One thing that pays off: at the end of day 1, write down 5 questions you do not want to ask twice. Save them for week 2 once you have done a little reading. The act of writing them down already cuts your "wait what do I do?" anxiety in half.
Day 2-3: Read what nobody told you to read
Your manager gave you a list of docs. Read them. Then read the docs they did not give you: last quarter's all-hands deck, the team's most recent retrospective, the README of the repo you will eventually own.
The signal you are looking for is not "what does this team do?" It is "what does this team complain about?" The repeated complaints are where the work lives.

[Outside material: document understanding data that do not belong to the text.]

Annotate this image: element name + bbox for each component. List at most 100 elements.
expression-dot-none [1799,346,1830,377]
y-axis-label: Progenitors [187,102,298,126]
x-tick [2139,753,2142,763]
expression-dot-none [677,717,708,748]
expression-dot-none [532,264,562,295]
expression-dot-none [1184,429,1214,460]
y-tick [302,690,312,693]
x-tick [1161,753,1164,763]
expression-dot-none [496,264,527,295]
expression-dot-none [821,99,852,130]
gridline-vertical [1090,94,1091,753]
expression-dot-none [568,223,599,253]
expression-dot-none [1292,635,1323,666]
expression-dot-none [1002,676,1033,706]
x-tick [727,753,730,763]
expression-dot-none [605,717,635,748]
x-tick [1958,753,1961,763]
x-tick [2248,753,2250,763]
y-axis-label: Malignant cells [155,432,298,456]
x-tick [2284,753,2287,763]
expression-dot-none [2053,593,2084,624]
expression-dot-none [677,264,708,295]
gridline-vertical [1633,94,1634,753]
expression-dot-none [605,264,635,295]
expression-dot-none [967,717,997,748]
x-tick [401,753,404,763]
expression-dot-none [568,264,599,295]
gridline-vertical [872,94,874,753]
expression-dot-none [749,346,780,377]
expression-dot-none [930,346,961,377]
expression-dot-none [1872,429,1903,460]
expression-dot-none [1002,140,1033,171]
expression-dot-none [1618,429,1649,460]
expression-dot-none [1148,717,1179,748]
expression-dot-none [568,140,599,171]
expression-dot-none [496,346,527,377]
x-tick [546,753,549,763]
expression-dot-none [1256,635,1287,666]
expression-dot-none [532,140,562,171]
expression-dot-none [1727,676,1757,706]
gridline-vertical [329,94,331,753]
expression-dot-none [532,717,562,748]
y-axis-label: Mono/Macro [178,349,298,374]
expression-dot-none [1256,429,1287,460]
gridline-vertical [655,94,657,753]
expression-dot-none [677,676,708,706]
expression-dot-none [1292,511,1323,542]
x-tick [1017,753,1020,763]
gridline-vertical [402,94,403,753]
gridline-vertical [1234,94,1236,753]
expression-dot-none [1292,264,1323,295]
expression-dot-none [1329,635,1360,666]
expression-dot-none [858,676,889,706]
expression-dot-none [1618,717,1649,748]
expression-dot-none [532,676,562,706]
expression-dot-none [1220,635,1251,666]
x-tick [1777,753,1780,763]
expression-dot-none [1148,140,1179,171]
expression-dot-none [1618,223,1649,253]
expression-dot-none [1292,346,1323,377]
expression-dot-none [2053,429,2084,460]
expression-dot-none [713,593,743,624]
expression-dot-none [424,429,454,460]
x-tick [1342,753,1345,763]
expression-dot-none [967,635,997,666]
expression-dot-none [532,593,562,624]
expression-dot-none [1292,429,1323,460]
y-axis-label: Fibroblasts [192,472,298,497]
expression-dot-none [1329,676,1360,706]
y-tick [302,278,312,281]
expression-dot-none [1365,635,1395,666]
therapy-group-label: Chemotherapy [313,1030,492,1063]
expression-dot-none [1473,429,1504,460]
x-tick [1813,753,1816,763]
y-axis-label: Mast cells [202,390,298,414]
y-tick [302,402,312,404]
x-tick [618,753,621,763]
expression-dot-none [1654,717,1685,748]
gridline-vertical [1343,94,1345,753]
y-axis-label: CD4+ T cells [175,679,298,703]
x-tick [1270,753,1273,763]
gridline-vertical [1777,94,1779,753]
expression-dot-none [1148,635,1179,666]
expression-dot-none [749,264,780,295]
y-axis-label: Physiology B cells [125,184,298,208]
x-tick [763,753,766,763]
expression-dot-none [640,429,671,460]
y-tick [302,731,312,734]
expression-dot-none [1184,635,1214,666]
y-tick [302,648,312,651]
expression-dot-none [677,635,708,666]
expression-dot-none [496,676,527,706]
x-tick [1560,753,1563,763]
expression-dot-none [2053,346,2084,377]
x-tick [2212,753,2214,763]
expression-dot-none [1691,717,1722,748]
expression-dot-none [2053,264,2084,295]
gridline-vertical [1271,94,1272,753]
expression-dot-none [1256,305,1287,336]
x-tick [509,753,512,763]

Day 4: First 1:1 with a peer, not your manager
Your manager 1:1 is scheduled for week 2. That is correct. The week-1 conversation that pays off is with a peer who has been on the team 6-18 months. They remember being new. They will tell you the unspoken rules. Buy them coffee.
Two questions: "what is something you wish someone had told you in your first month?" and "who do I need to be friends with that is not obvious?" That second question is gold. Every team has 2-3 invisible glue people whose blessing matters. Your peer will name them.
Day 5: Ship something, even tiny
The smallest thing. A typo fix. A README update. Pinning a dependency. The point is not the artifact, it is the practice round of the team's review process. You learn how the team gives feedback by giving them something to feed back on.
End of week 1: you have your laptop set up, you have read the docs, you have had one peer 1:1, you have shipped something tiny. That is the bar. Anything more is bonus. Anything less is fine if it is honest about what got in the way.
What to avoid in week 1
Big opinions. The codebase is not bad, you just do not understand it yet. Strong recommendations on tooling. They picked the tools for reasons that will become clear in month 2. Skipping introductions because you are introverted. The half-hour you spent on a Zoom you did not enjoy is one of the highest-ROI activities of the entire quarter.
The one question to keep asking
"What is something you would do differently if you were starting in this role today?"
It is open-ended, it implies you respect their experience, and the answers are usually surprisingly honest. Ask it of every senior person you 1:1 with for the first 30 days. The patterns in the answers are your unwritten onboarding plan.